As the end of the year is upon us, it only seems natural to make predictions about the upcoming year.  First, here is a link to my predictions from last year.  If I do say so myself, they were generally very accurate.  So, let’s start into 2014 predictions.

The US will finally experience consistent growth about 2.75%.  For the last few years, the standard prediction for the US economy has been that growth will finally accelerate to a self-sustaining level, which usually means annual growth of 3%+.  However, this growth has never materialized, largely because economists forgot the US was in the middle of a debt-deflation economic recovery.  This means that consumers were paying down debt incurred at the end of the previous expansion (usually as the result of a financial bubble).  However, consumers are now in better financial shape as shown by the following two charts:

The household financial services obligations ratio is near its lowest level in over 30 years, and  

Household net worth has surpassed its pre-recession peak, creating the “wealth effect” for consumers.

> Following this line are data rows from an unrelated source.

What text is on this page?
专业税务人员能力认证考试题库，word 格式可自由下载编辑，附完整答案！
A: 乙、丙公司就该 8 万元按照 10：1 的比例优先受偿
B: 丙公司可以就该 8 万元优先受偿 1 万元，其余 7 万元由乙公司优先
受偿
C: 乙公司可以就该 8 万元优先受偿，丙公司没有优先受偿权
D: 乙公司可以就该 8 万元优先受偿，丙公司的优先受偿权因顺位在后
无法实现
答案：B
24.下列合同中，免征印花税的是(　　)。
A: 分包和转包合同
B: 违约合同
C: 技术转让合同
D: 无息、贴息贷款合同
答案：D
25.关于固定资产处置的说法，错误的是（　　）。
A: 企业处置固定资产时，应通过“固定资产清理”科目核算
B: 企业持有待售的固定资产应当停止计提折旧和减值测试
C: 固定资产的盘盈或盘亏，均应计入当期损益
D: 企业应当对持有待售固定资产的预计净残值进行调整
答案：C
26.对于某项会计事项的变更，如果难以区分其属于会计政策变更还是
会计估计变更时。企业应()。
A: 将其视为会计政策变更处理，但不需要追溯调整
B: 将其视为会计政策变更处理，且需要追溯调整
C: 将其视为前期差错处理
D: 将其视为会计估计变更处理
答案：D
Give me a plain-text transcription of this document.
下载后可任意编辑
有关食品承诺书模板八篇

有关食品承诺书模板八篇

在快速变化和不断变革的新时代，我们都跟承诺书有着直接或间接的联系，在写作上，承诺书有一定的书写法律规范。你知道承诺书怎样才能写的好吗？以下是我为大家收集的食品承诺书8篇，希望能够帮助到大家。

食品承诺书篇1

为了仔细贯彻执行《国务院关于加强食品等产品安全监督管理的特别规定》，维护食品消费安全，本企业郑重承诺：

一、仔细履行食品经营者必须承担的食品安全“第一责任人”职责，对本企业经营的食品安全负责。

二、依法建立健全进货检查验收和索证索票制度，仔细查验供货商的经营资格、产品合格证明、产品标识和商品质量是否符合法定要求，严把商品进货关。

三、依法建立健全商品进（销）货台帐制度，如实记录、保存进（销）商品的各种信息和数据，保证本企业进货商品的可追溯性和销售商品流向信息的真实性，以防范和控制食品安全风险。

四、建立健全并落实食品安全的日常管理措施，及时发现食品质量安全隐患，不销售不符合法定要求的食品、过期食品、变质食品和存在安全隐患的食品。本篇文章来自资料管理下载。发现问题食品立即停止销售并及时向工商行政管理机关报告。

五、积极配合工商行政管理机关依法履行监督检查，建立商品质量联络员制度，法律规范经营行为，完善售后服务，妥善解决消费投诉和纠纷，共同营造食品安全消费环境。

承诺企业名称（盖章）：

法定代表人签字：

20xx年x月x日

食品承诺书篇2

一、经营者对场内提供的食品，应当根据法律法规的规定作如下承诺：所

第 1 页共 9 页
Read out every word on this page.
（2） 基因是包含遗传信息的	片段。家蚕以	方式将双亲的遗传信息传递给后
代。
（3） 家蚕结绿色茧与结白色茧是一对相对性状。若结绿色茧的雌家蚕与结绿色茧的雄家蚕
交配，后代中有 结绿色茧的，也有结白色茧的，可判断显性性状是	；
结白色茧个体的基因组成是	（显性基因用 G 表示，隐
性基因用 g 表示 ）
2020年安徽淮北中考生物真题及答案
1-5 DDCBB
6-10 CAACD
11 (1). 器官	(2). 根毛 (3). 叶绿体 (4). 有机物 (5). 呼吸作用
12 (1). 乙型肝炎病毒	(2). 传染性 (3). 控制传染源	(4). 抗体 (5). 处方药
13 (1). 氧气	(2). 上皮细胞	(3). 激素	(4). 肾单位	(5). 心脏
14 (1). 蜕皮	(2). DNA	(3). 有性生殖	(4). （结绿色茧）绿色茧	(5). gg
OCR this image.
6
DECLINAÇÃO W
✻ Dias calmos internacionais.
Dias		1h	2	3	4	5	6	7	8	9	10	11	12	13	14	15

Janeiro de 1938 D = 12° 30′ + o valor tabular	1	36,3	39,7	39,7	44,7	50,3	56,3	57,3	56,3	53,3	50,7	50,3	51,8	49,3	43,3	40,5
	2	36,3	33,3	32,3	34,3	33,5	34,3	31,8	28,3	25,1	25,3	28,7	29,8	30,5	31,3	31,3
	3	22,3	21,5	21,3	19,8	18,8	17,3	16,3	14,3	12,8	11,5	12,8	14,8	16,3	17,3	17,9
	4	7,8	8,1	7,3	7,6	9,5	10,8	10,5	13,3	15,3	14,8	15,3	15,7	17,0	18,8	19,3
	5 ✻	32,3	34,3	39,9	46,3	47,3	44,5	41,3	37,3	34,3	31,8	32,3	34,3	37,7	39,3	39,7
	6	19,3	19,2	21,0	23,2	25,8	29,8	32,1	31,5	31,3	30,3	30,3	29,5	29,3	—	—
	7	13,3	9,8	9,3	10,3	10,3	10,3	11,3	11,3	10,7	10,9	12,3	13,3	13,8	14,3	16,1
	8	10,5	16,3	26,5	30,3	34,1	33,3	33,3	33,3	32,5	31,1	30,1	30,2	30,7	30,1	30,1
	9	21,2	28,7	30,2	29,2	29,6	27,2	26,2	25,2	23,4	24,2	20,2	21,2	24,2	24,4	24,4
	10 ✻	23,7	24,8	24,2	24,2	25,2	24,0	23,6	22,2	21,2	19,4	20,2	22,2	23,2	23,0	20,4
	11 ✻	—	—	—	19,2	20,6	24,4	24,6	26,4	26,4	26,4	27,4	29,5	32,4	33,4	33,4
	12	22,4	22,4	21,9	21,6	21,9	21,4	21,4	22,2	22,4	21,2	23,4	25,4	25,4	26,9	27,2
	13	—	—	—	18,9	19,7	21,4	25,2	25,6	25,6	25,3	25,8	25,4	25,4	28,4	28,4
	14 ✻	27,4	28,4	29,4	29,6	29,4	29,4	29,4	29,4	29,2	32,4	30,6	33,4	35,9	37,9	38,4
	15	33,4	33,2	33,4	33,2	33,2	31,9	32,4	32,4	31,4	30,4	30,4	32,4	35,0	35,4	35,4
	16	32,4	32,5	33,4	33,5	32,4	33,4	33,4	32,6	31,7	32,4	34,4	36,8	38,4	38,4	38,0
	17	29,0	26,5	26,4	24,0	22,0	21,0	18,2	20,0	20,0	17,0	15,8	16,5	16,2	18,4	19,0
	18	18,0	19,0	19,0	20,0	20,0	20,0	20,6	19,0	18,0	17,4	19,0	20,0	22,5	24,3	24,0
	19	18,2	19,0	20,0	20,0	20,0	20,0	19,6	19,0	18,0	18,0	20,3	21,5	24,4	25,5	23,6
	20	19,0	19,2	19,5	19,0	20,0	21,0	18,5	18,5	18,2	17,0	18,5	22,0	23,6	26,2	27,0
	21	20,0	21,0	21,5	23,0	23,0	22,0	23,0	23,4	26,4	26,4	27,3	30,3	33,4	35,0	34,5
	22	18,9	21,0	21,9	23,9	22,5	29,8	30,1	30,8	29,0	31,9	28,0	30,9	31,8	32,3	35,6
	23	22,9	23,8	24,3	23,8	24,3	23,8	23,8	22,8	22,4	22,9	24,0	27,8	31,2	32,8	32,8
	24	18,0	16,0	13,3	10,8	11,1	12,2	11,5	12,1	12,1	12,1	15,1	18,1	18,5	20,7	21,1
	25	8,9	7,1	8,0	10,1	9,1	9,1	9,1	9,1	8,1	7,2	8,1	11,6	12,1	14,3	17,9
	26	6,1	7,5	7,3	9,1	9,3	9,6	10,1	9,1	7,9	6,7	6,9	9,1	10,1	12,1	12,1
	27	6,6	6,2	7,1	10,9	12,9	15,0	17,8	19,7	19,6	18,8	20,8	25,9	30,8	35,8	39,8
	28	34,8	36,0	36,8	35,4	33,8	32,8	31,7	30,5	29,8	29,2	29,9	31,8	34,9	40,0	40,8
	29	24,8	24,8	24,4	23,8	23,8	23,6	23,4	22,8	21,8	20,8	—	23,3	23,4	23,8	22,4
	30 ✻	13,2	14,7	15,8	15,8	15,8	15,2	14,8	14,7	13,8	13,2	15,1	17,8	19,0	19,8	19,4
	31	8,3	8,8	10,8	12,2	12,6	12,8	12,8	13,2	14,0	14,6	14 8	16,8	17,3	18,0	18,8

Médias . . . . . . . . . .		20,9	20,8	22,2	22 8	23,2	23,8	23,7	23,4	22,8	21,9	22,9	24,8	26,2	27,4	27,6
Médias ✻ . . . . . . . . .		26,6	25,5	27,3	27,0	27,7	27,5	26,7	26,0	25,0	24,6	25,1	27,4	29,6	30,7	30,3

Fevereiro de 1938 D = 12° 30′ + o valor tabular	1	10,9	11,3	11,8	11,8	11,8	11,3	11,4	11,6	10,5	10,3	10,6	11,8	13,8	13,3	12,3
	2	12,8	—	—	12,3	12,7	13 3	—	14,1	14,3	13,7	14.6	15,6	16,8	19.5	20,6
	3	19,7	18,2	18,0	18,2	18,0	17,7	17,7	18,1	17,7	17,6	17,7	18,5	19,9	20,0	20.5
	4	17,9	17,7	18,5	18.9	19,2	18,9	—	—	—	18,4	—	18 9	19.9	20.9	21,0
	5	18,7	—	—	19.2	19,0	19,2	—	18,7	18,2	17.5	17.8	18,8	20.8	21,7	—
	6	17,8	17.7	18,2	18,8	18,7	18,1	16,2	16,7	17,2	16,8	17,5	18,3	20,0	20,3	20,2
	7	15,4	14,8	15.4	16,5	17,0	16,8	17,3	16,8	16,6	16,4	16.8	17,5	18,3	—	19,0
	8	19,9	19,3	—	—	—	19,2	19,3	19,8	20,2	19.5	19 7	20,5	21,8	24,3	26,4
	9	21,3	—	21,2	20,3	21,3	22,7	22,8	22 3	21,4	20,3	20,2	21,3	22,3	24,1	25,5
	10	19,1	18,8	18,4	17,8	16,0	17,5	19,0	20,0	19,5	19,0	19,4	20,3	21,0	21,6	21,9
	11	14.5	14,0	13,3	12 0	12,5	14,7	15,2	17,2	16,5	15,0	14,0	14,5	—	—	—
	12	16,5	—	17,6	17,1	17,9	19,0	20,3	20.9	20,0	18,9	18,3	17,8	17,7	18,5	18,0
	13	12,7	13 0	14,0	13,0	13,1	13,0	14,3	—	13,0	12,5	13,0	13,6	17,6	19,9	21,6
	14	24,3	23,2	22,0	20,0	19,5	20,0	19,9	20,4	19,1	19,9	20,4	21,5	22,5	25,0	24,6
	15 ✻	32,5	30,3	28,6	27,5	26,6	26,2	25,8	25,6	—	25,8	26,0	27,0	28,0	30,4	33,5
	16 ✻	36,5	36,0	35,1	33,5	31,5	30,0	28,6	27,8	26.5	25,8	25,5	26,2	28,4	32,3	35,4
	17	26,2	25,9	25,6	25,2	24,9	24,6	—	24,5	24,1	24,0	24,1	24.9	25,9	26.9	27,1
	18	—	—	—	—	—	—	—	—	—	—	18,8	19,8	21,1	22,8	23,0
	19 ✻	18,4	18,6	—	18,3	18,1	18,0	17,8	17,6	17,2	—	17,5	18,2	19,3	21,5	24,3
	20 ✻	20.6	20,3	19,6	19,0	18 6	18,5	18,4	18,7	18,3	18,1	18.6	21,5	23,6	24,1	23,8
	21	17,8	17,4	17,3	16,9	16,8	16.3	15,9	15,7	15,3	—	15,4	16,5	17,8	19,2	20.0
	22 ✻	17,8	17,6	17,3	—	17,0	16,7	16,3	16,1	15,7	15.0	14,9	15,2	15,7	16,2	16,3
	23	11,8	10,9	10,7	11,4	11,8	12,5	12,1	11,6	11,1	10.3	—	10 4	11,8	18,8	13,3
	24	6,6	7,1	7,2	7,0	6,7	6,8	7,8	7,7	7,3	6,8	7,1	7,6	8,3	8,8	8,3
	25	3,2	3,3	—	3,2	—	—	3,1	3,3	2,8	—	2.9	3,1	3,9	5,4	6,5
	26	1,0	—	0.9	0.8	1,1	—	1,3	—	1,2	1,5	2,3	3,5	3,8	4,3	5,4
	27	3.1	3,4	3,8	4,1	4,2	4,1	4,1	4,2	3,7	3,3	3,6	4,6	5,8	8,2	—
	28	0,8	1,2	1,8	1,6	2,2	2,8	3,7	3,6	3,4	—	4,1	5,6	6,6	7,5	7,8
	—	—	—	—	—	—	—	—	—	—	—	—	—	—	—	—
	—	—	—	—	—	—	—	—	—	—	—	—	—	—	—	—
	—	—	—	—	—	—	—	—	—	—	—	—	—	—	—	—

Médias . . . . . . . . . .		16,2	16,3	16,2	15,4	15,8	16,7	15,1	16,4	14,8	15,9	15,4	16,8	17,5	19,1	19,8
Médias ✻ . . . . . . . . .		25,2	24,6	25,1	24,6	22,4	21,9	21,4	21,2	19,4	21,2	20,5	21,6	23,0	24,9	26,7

In addition, the Ryan-Murry budget prevents the standard budgetary drama we’ve seen unfold in Washington over the last few years (we will probably have to suffer through some type of debt-ceiling drama, however).  Also consider that recent ISM data has been very bullish.  The only potential speed bump is the negative impact of rising interest rates, especially on the housing market.  However, I believe this story will have two parts.  The first will be the market adjusting to the increase and the second will be a realization that – despite the increase – 3.5% on the 10-year Treasury bond is still an amazingly low rate of interest to pay.

Inflation will continue to be a global non-story.  Despite a large amount of hand-wringing about central banks printing vast sums of money, inflation has not emerged, largely for two reasons.  The first is a depressed aggregate demand situation.  The two largest economic regions in the world (the EU and the US) each have high rates of unemployment (12%+ and 7%, respectively) meaning there is no demand pull inflationary pressure.  And commodity prices are under control as well.  Consider this chart of the DBC ETF, which tracks overall commodity levels:

Prices are near three year lows.  While we will probably see isolated inflationary situations (Brazil and India) these are country specific situations.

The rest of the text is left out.